Yunus bin ‘Abdil A’la telah menyampaikan hadits kepadaku, (yang mengatakan bahwa) Ibnu Wahab telah menyampaikan kabar kepada kami, dari Az-Zuhri, (yang mengatakan bahwa) ‘Amru telah menyampaikan kabar kepadaku bahwa Anas telah menyampaikan hadits kepadanya dari Abu Hurairah radhiyallāhu ‘anhu, dari Rasulullāh shallallāhu ‘alaihi wasallam yang telah bersabda,
«وَالَّذِي نَفْسُ مُحَمَّدٍ بِيَدِهِ، لَا يَسْمَعُ بِي أَحَدٌ مِنْ هَذِهِ الْأُمَّةِ يَهُودِيٌّ، وَلَا نَصْرَانِيٌّ، ثُمَّ يَمُوتُ وَلَمْ يُؤْمِنْ بِالَّذِي أُرْسِلْتُ بِهِ، إِلَّا كَانَ مِنْ أَصْحَابِ النَّارِ»
“Demi Dia yang jiwa Muhammad berada di dalam tangan-Nya, tiadalah seorang pun dari ummat ini—baik dia Yahudi maupun Nasrani--yang mendengar tentangku, lalu dia meninggal dunia dalam keadaan tidak tidak beriman kepada ajaran yang aku bawa, kecuali dia termasuk penghuni Neraka.”
(Teks HR. Muslim no. 153-240)
Petikan Pelajaran:
Makna “mendengar tentangku” dalam hadits tersebut adalah mengetahui risalah beliau yang mulia, dan sampainya kabar pengutusan beliau kepada seseorang.
Al-Qari rahimahullāh menjelaskan:
“Yaitu siapa saja yang mendengar orang memberitakan tentang diutusnya diriku. Inti maknanya adalah: siapa pun yang mengetahui risalahku —dari orang yang telah ada atau akan ada— dari ‘umat ini’, yakni ummat ad-da’wah (umat yang menjadi objek dakwah).”
(Mirqāt al-Mafātīh Syarh Misykāt al-Mashābīh, Beirut, Dar al-Fikr, th. 1422 H – 2002 M, 1/ 77)
Sebagian ulama berpendapat bahwa sekadar mendengar kabar pengutusan Nabi shallallāhu ‘alaihi wasallam saja tidaklah cukup untuk menjatuhkan vonis kekal di neraka. Meskipun orang yang tidak beriman kepada Nabi shallallāhu ‘alaihi wasallam tetap disebut kafir dan berlaku padanya hukum-hukum duniawi kaum kafir, namun jika dakwah belum sampai kepadanya secara benar, tidak tercemar atau berubah, maka ia dimaafkan di sisi Allah.
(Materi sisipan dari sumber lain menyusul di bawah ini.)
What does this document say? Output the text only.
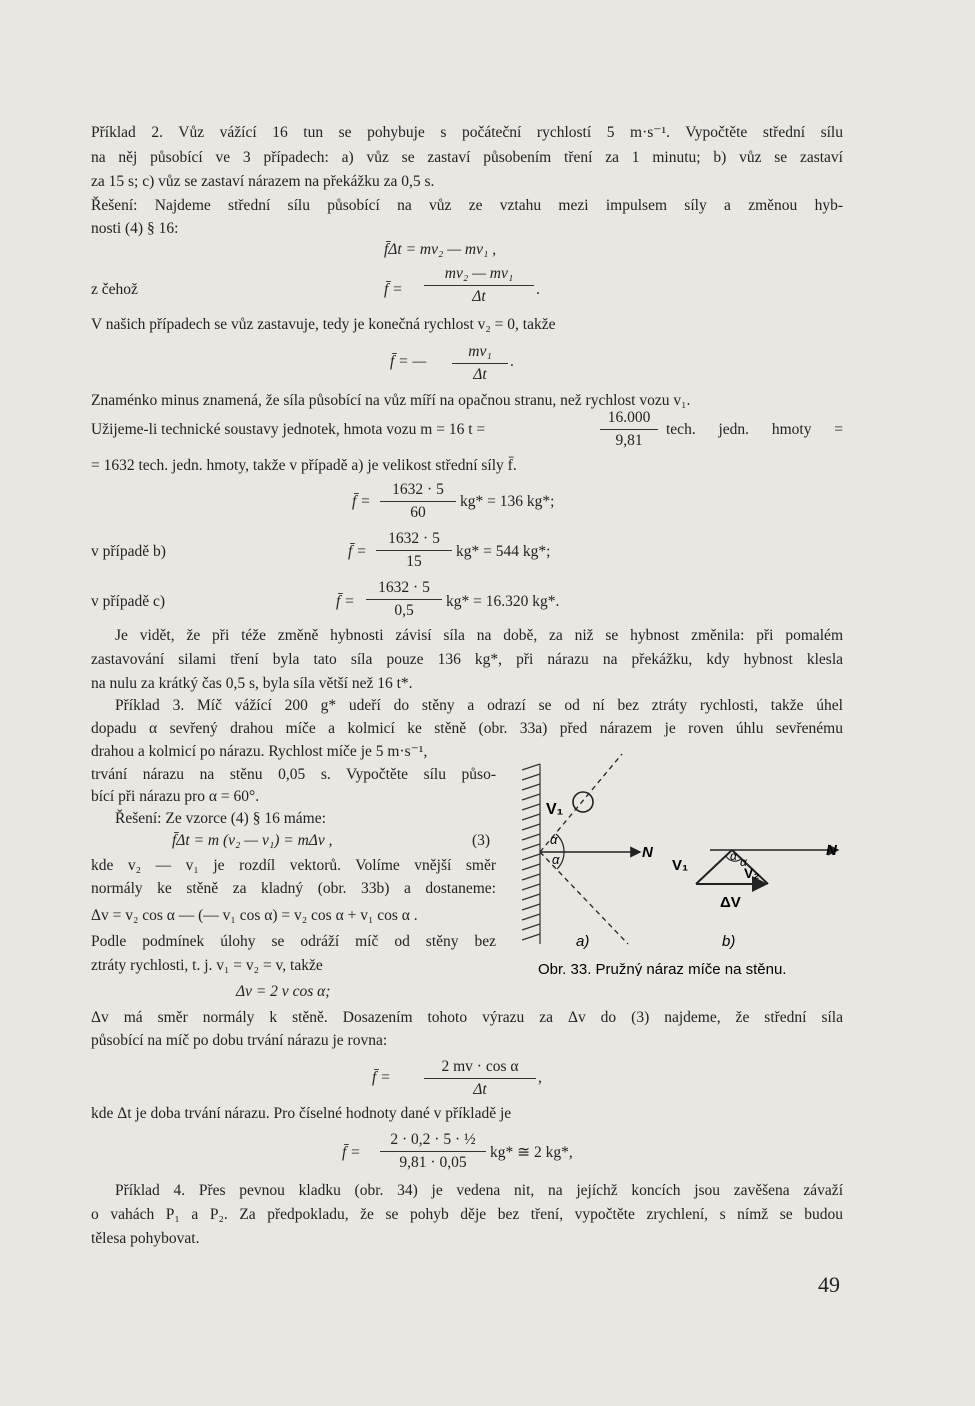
Příklad 2. Vůz vážící 16 tun se pohybuje s počáteční rychlostí 5 m·s⁻¹. Vypočtěte střední sílu
na něj působící ve 3 případech: a) vůz se zastaví působením tření za 1 minutu; b) vůz se zastaví
za 15 s; c) vůz se zastaví nárazem na překážku za 0,5 s.
Řešení: Najdeme střední sílu působící na vůz ze vztahu mezi impulsem síly a změnou hyb-
nosti (4) § 16:
f̄Δt = mv₂ — mv₁ ,
z čehož	f̄ = $\frac{\text{mv₂ — mv₁}}{\Delta t}$ .
V našich případech se vůz zastavuje, tedy je konečná rychlost v₂ = 0, takže
f̄ = — $\frac{\text{mv₁}}{\Delta t}$ .
Znaménko minus znamená, že síla působící na vůz míří na opačnou stranu, než rychlost vozu v₁.
Užijeme-li technické soustavy jednotek, hmota vozu m = 16 t =	$\frac{16.000}{9,81}$ tech. jedn. hmoty =
= 1632 tech. jedn. hmoty, takže v případě a) je velikost střední síly f̄.
f̄ = $\frac{1632 \cdot 5}{60} kg* = 136$ kg*;
v případě b)	f̄ = $\frac{1632 \cdot 5}{15} kg* = 544$ kg*;
v případě c)	f̄ = $\frac{1632 \cdot 5}{0,5} kg* = 16.320$ kg*.
Je vidět, že při téže změně hybnosti závisí síla na době, za niž se hybnost změnila: při pomalém
zastavování silami tření byla tato síla pouze 136 kg*, při nárazu na překážku, kdy hybnost klesla
na nulu za krátký čas 0,5 s, byla síla větší než 16 t*.
Příklad 3. Míč vážící 200 g* udeří do stěny a odrazí se od ní bez ztráty rychlosti, takže úhel
dopadu α sevřený drahou míče a kolmicí ke stěně (obr. 33a) před nárazem je roven úhlu sevřenému
drahou a kolmicí po nárazu. Rychlost míče je 5 m·s⁻¹,
trvání nárazu na stěnu 0,05 s. Vypočtěte sílu půso-
bící při nárazu pro α = 60°.
Řešení: Ze vzorce (4) § 16 máme:
f̄Δt = m (v₂ — v₁) = mΔv ,	(3)
kde v₂ — v₁ je rozdíl vektorů. Volíme vnější směr
normály ke stěně za kladný (obr. 33b) a dostaneme:
Δv = v₂ cos α — (— v₁ cos α) = v₂ cos α + v₁ cos α .
Podle podmínek úlohy se odráží míč od stěny bez
ztráty rychlosti, t. j. v₁ = v₂ = v, takže
Δv = 2 v cos α;
Δv má směr normály k stěně. Dosazením tohoto výrazu za Δv do (3) najdeme, že střední síla
působící na míč po dobu trvání nárazu je rovna:
f̄ = $\frac{\text{2 mv · cos α}}{\Delta t}$ ,
kde Δt je doba trvání nárazu. Pro číselné hodnoty dané v příkladě je
f̄ = $\frac{\text{2 · 0,2 · 5 · ½}}{9,81 \cdot 0,05} kg*$ ≅ 2 kg*,
V₁
α
α	N
a)
V₁
α α
V₂
N
ΔV
b)
Obr. 33. Pružný náraz míče na stěnu.
Příklad 4. Přes pevnou kladku (obr. 34) je vedena nit, na jejíchž koncích jsou zavěšena závaží
o vahách P₁ a P₂. Za předpokladu, že se pohyb děje bez tření, vypočtěte zrychlení, s nímž se budou
tělesa pohybovat.
49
Hukum mereka seperti ahlul-fatrah (orang-orang yang hidup di masa kekosongan risalah), yang akan diuji pada hari kiamat.
Nabi shallallāhu ‘alaihi wasallam diutus kepada seluruh umat manusia.
Seruan dakwah beliau mencakup orang-orang Yahudi, Nasrani, dan seluruh bangsa di muka bumi. Maka tidak ada seorang pun setelah diutusnya Nabi shallallāhu ‘alaihi wasallam yang diberi kelapangan kecuali dengan membenarkan (mengimani) beliau dan mengikuti ajaran yang beliau bawa.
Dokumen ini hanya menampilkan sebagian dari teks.